Canada. L'Office national du film présente Ceux qui parlent français. De Montréal à Manicouagan. Un film d'Arthur Lamothe. [Générique de fin] Réalisation : Arthur Lamothe. Images : Jean-Claude Labrecque, Guy Borremans. Enregistrement du son : Claude Pelletier. Montage : Victor Jobin. Trame sonore : Maurice Blackburn, Bernard Bordeleau. Mixage : Ron Alexander, Roger Lamoureux. Production : Fernand Dansereau. L'Office national du film. Canada. MCMLXIII.
Note : N'apparaît pas au générique : Narrateurs : Henri Norbert, Maurice D'Allaire
Tournage : Novembre et décembre 1962
Coût : 28 660 $
Titre de travail : Manicouagan
Copie : ONF archives, Cinémathèque municipale de Montréal
Ce qu'on en a dit :
Robert Daudelin : De Montréal à Manicouagan (...) est une oeuvre mineure : «un dédale d'images», dira un critique [Jean Pierre Lefebvre dans Objectif, no 28]. Certains moments, certaines «images» échappent parfois au chaos pour nous rappeler les préoccupations de Lamothe, son souci du social, mais le film n'existe pas vraiment.

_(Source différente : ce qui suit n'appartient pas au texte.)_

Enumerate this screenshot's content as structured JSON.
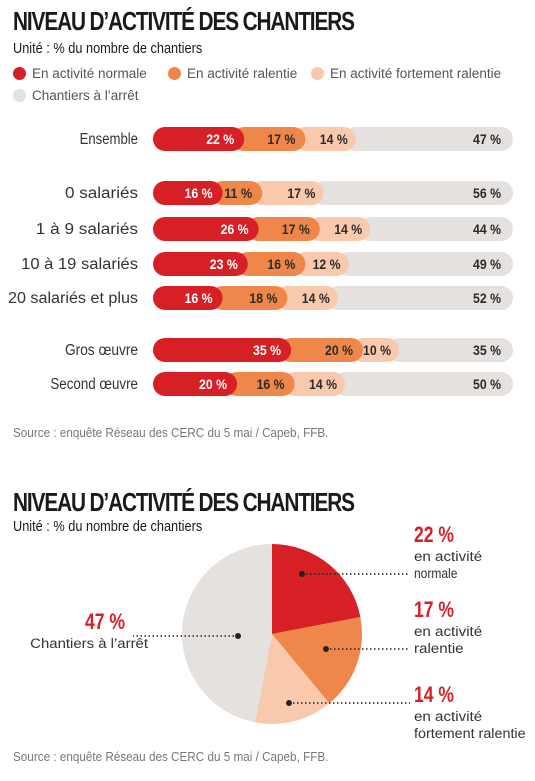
{
  "chart_data": [
    {
      "type": "bar",
      "orientation": "horizontal-stacked-100",
      "title": "NIVEAU D’ACTIVITÉ DES CHANTIERS",
      "subtitle": "Unité : % du nombre de chantiers",
      "legend": [
        "En activité normale",
        "En activité ralentie",
        "En activité fortement ralentie",
        "Chantiers à l’arrêt"
      ],
      "categories": [
        "Ensemble",
        "0 salariés",
        "1 à 9 salariés",
        "10 à 19 salariés",
        "20 salariés et plus",
        "Gros œuvre",
        "Second œuvre"
      ],
      "series": [
        {
          "name": "En activité normale",
          "values": [
            22,
            16,
            26,
            23,
            16,
            35,
            20
          ]
        },
        {
          "name": "En activité ralentie",
          "values": [
            17,
            11,
            17,
            16,
            18,
            20,
            16
          ]
        },
        {
          "name": "En activité fortement ralentie",
          "values": [
            14,
            17,
            14,
            12,
            14,
            10,
            14
          ]
        },
        {
          "name": "Chantiers à l’arrêt",
          "values": [
            47,
            56,
            44,
            49,
            52,
            35,
            50
          ]
        }
      ],
      "groups": [
        [
          0
        ],
        [
          1,
          2,
          3,
          4
        ],
        [
          5,
          6
        ]
      ],
      "unit": "%",
      "source": "Source : enquête Réseau des CERC du 5 mai / Capeb, FFB."
    },
    {
      "type": "pie",
      "title": "NIVEAU D’ACTIVITÉ DES CHANTIERS",
      "subtitle": "Unité : % du nombre de chantiers",
      "slices": [
        {
          "value": 22,
          "pct_label": "22 %",
          "label_lines": [
            "en activité",
            "normale"
          ]
        },
        {
          "value": 17,
          "pct_label": "17 %",
          "label_lines": [
            "en activité",
            "ralentie"
          ]
        },
        {
          "value": 14,
          "pct_label": "14 %",
          "label_lines": [
            "en activité",
            "fortement ralentie"
          ]
        },
        {
          "value": 47,
          "pct_label": "47 %",
          "label_lines": [
            "Chantiers à l’arrêt"
          ]
        }
      ],
      "source": "Source : enquête Réseau des CERC du 5 mai / Capeb, FFB."
    }
  ],
  "colors": {
    "normale": "#d72026",
    "ralentie": "#f0874a",
    "fortement": "#f8c9ad",
    "arret": "#e4e1df",
    "label_dark": "#2b2b2b",
    "label_light": "#ffffff",
    "pct_red": "#d72026"
  }
}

Ce qui aurait pu être une nouvelle méditation, une version moderne des Bûcherons, n'existe que virtuellement. (1, p. 53-54)
Yvan Patry : De Montréal à Manicouagan (...) reprend
le même thème (du déracinement), mais cette fois-ci dans
une approche plus sociale et souvent esthétisante (exemples : reflets
du soleil sur l'eau, voyage «poétique» de la goélette).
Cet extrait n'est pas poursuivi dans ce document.